Hi there! remember the famous adage “cheap things no good and good things no cheap”. Please Google for paper cutters or Guillotine there are some well-established manufacturers in the US who have produced some sturdy machines. One of them comes to mind is the Ideal brand. The unit you are talking is good for part-time or hobbyists they do not do a professional job. Trust this helps …deen

take a look at this unit i have for sale
contact me at 416 219 9370

image: KW-Trio 3971 Guillotine Paper Cutting b.png

KW-Trio 3971 Guillotine Paper Cutting b.png

I had a cheap guillontine cutter, It was a great way to ruin expensive paper. I will give it away to anyone that wants it. A manual Challenge cutter is simple, easy to use, reliable and cuts lettra and the likes into perfect little bricks. I have the 19 inch manual model. I paid good money for it and I love it.

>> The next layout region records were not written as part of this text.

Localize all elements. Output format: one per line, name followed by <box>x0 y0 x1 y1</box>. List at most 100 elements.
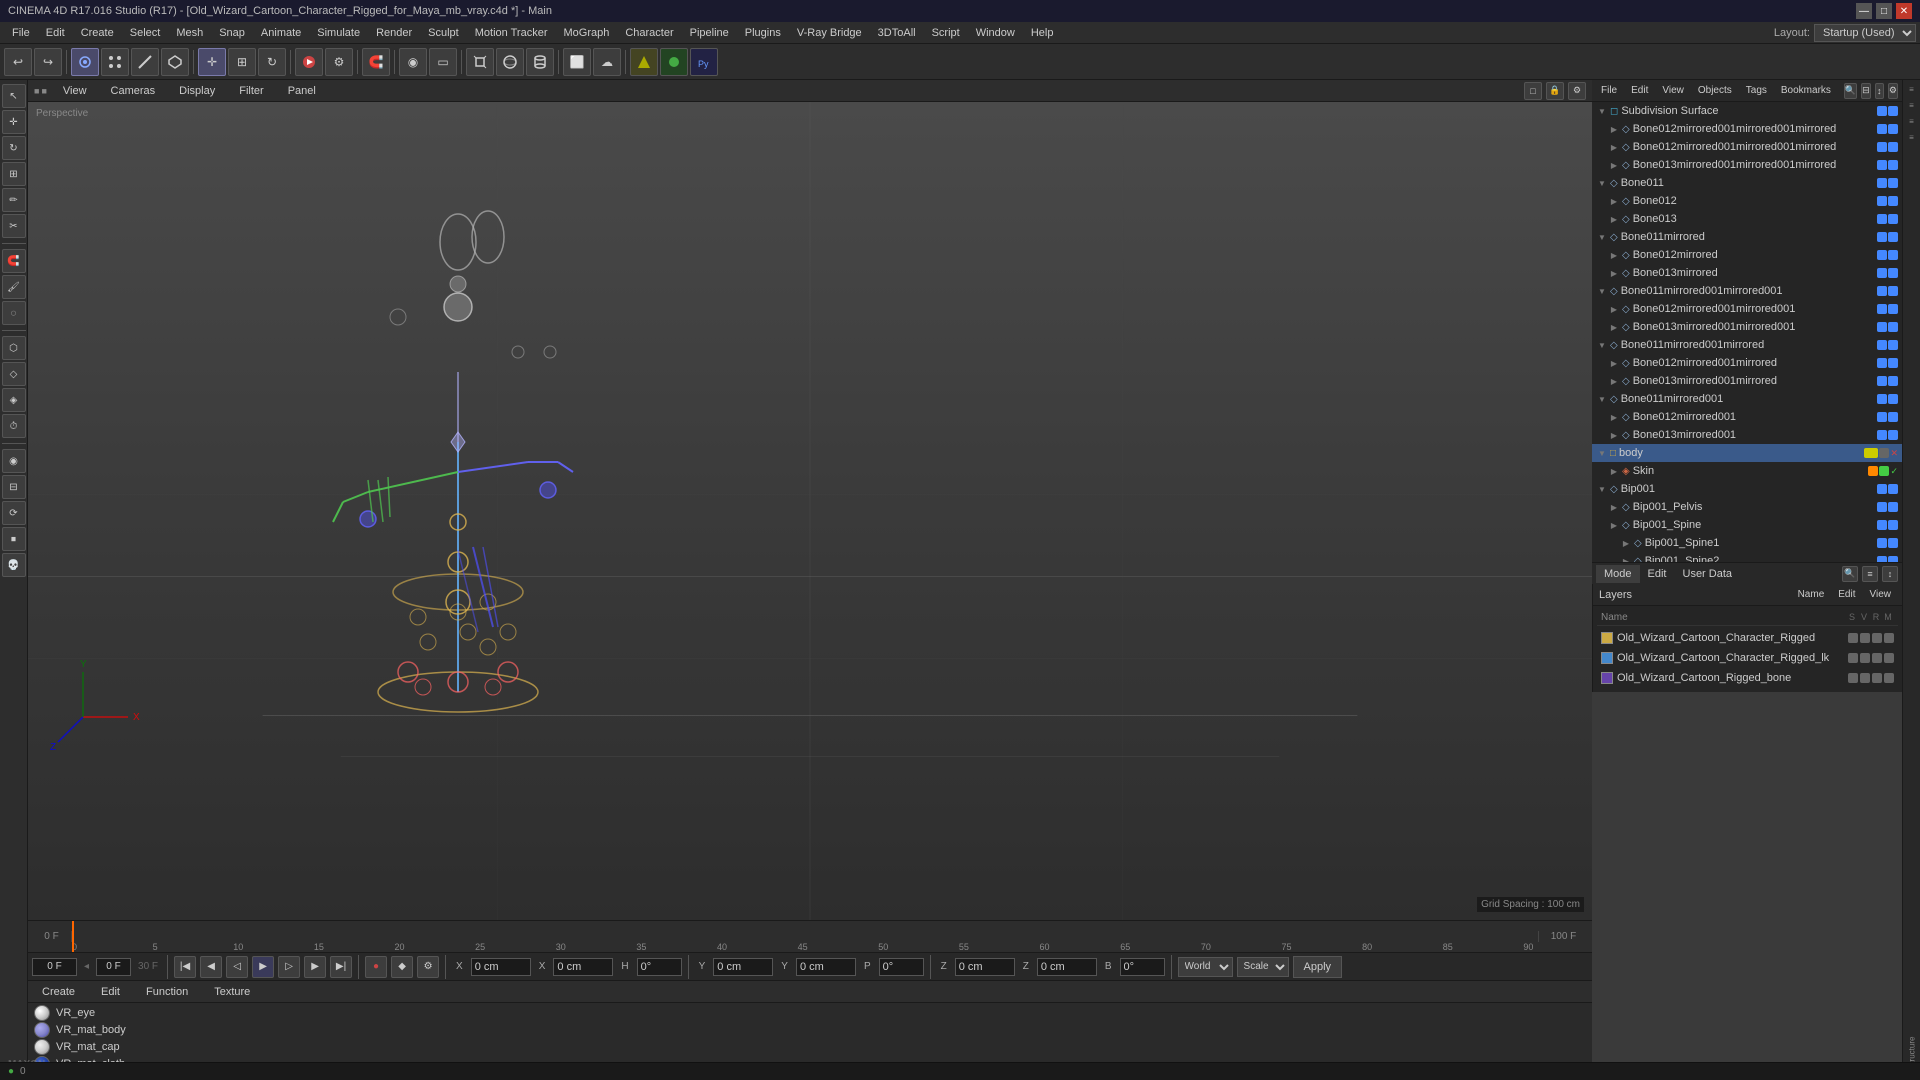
tree-item-3[interactable]: ▶◇Bone013mirrored001mirrored001mirrored <box>1592 156 1902 174</box>
tool-joint[interactable]: ◇ <box>2 362 26 386</box>
vp-menu-panel[interactable]: Panel <box>280 83 324 99</box>
start-frame-input[interactable] <box>96 958 131 976</box>
menu-simulate[interactable]: Simulate <box>309 25 368 41</box>
coord-x2-input[interactable] <box>553 958 613 976</box>
layer-item-0[interactable]: Old_Wizard_Cartoon_Character_Rigged <box>1597 628 1898 648</box>
menu-3dtoall[interactable]: 3DToAll <box>870 25 924 41</box>
goto-start-button[interactable]: |◀ <box>174 956 196 978</box>
tree-item-11[interactable]: ▶◇Bone012mirrored001mirrored001 <box>1592 300 1902 318</box>
vray-button2[interactable] <box>660 48 688 76</box>
floor-button[interactable]: ⬜ <box>563 48 591 76</box>
prev-frame-button[interactable]: ◀ <box>200 956 222 978</box>
tree-expand-24[interactable]: ▶ <box>1620 539 1632 548</box>
tree-item-22[interactable]: ▶◇Bip001_Pelvis <box>1592 498 1902 516</box>
timeline-ruler[interactable]: 0 F 0 5 10 15 20 25 30 35 40 45 50 55 60… <box>28 920 1592 952</box>
layers-view-btn[interactable]: View <box>1865 587 1897 602</box>
tree-item-8[interactable]: ▶◇Bone012mirrored <box>1592 246 1902 264</box>
attr-userdata-tab[interactable]: User Data <box>1675 565 1741 583</box>
tree-item-24[interactable]: ▶◇Bip001_Spine1 <box>1592 534 1902 552</box>
menu-mesh[interactable]: Mesh <box>168 25 211 41</box>
material-item-cap[interactable]: VR_mat_cap <box>30 1039 1590 1055</box>
obj-file-btn[interactable]: File <box>1596 83 1622 98</box>
tree-item-17[interactable]: ▶◇Bone012mirrored001 <box>1592 408 1902 426</box>
tree-item-6[interactable]: ▶◇Bone013 <box>1592 210 1902 228</box>
tree-expand-9[interactable]: ▶ <box>1608 269 1620 278</box>
menu-sculpt[interactable]: Sculpt <box>420 25 467 41</box>
vp-menu-display[interactable]: Display <box>171 83 223 99</box>
tool-paint[interactable]: 🖌 <box>2 275 26 299</box>
vp-menu-filter[interactable]: Filter <box>231 83 271 99</box>
tool-scale[interactable]: ⊞ <box>2 162 26 186</box>
tool-timeline[interactable]: ⏱ <box>2 414 26 438</box>
sidebar-toggle-1[interactable]: ≡ <box>1905 82 1919 96</box>
sky-button[interactable]: ☁ <box>593 48 621 76</box>
tree-expand-13[interactable]: ▼ <box>1596 341 1608 350</box>
create-sphere[interactable] <box>496 48 524 76</box>
tree-item-0[interactable]: ▼◻Subdivision Surface <box>1592 102 1902 120</box>
tool-node[interactable]: ⬡ <box>2 336 26 360</box>
menu-script[interactable]: Script <box>924 25 968 41</box>
obj-scroll-btn[interactable]: ↕ <box>1875 83 1884 99</box>
material-item-eye[interactable]: VR_eye <box>30 1005 1590 1021</box>
layer-item-1[interactable]: Old_Wizard_Cartoon_Character_Rigged_lk <box>1597 648 1898 668</box>
tree-item-19[interactable]: ▼□body✕ <box>1592 444 1902 462</box>
menu-vray[interactable]: V-Ray Bridge <box>789 25 870 41</box>
tree-expand-20[interactable]: ▶ <box>1608 467 1620 476</box>
tool-rotate[interactable]: ↻ <box>2 136 26 160</box>
coord-z2-input[interactable] <box>1037 958 1097 976</box>
tree-item-7[interactable]: ▼◇Bone011mirrored <box>1592 228 1902 246</box>
menu-select[interactable]: Select <box>122 25 169 41</box>
render-settings[interactable]: ⚙ <box>325 48 353 76</box>
goto-end-button[interactable]: ▶| <box>330 956 352 978</box>
attr-scroll-btn[interactable]: ↕ <box>1882 566 1898 582</box>
menu-animate[interactable]: Animate <box>253 25 309 41</box>
tree-item-4[interactable]: ▼◇Bone011 <box>1592 174 1902 192</box>
tool-magnet[interactable]: 🧲 <box>2 249 26 273</box>
tree-expand-5[interactable]: ▶ <box>1608 197 1620 206</box>
tree-item-25[interactable]: ▶◇Bip001_Spine2 <box>1592 552 1902 562</box>
redo-button[interactable]: ↪ <box>34 48 62 76</box>
layers-file-btn[interactable]: Name <box>1793 587 1830 602</box>
obj-search-btn[interactable]: 🔍 <box>1844 83 1857 99</box>
tree-item-1[interactable]: ▶◇Bone012mirrored001mirrored001mirrored <box>1592 120 1902 138</box>
coord-p-input[interactable] <box>879 958 924 976</box>
tree-item-20[interactable]: ▶◈Skin✓ <box>1592 462 1902 480</box>
menu-window[interactable]: Window <box>968 25 1023 41</box>
tree-item-16[interactable]: ▼◇Bone011mirrored001 <box>1592 390 1902 408</box>
timeline-track[interactable]: 0 5 10 15 20 25 30 35 40 45 50 55 60 65 … <box>72 921 1538 952</box>
undo-button[interactable]: ↩ <box>4 48 32 76</box>
next-keyframe-button[interactable]: ▷ <box>278 956 300 978</box>
tree-expand-3[interactable]: ▶ <box>1608 161 1620 170</box>
vp-menu-view[interactable]: View <box>55 83 95 99</box>
tree-item-14[interactable]: ▶◇Bone012mirrored001mirrored <box>1592 354 1902 372</box>
tool-knife[interactable]: ✂ <box>2 214 26 238</box>
obj-filter-btn[interactable]: ⊟ <box>1861 83 1871 99</box>
tree-expand-21[interactable]: ▼ <box>1596 485 1608 494</box>
tree-item-23[interactable]: ▶◇Bip001_Spine <box>1592 516 1902 534</box>
tool-weight[interactable]: ◈ <box>2 388 26 412</box>
object-mode-button[interactable] <box>71 48 99 76</box>
tree-expand-8[interactable]: ▶ <box>1608 251 1620 260</box>
coord-y2-input[interactable] <box>796 958 856 976</box>
tree-expand-4[interactable]: ▼ <box>1596 179 1608 188</box>
obj-tags-btn[interactable]: Tags <box>1741 83 1772 98</box>
world-mode-select[interactable]: World Object <box>1178 957 1233 977</box>
tree-expand-15[interactable]: ▶ <box>1608 377 1620 386</box>
obj-edit-btn[interactable]: Edit <box>1626 83 1653 98</box>
render-button[interactable] <box>295 48 323 76</box>
vp-settings[interactable]: ⚙ <box>1568 82 1586 100</box>
menu-help[interactable]: Help <box>1023 25 1062 41</box>
coord-y-input[interactable] <box>713 958 773 976</box>
tree-expand-2[interactable]: ▶ <box>1608 143 1620 152</box>
tool-pen[interactable]: ✏ <box>2 188 26 212</box>
menu-create[interactable]: Create <box>73 25 122 41</box>
next-frame-button[interactable]: ▶ <box>304 956 326 978</box>
mat-edit-btn[interactable]: Edit <box>93 984 128 1000</box>
coord-b-input[interactable] <box>1120 958 1165 976</box>
obj-view-btn[interactable]: View <box>1657 83 1689 98</box>
vp-menu-cameras[interactable]: Cameras <box>103 83 164 99</box>
edges-mode-button[interactable] <box>131 48 159 76</box>
tree-expand-1[interactable]: ▶ <box>1608 125 1620 134</box>
rect-select[interactable]: ▭ <box>429 48 457 76</box>
tool-select[interactable]: ↖ <box>2 84 26 108</box>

Also my supplier and I did the math, it is actually cheaper to buy lettra in pre cut 8.5 x 11 sheets than it is to buy larger sheets. If you need larger sheets I would go with a larger cutter ( 26” ) as the closer you get to the full width the harder it is to cut.

Thick cotton paper is tricky to cut even with a good cutter, not an area to cut corners. No pun intended.

i just picked up a chandler and price craftsman 26 1/2” second hand for $200 locally (300mi round trip). it came with 3 dull blades. had 2 sharpened for around $100 with all the shipping. the thing weighs around 500 lbs. it seems like it will do well. there is a tape measure up top and i set in an old magazine at 2” and it cut 1.995. the blade on it was not bad but looks like someone had been cutting through staples with it. there were small nicks in about 10 different places. i havent seen any user manuals for this item, just some spec sheets. looks pretty strait forward though. taking some of it apart to replace a broken pin and to put new grease on the moving parts. when i install the new blade i will see how true it cuts and play with the back gauge.

What you want to do is adjust the tape to the size you get cutting. There should be a slot in tape at one end sn spring at the other.My shop had a 30 1/2 challenge mc305 did a great job

@ Paul Cheney Not sure where you are buying Lettra, but for us buying parent sheets by the carton is much cheaper.

I agree that Challenge 305’s are great cutters.

A good cutter is perhaps the most important single piece of equipment for a commercial shop.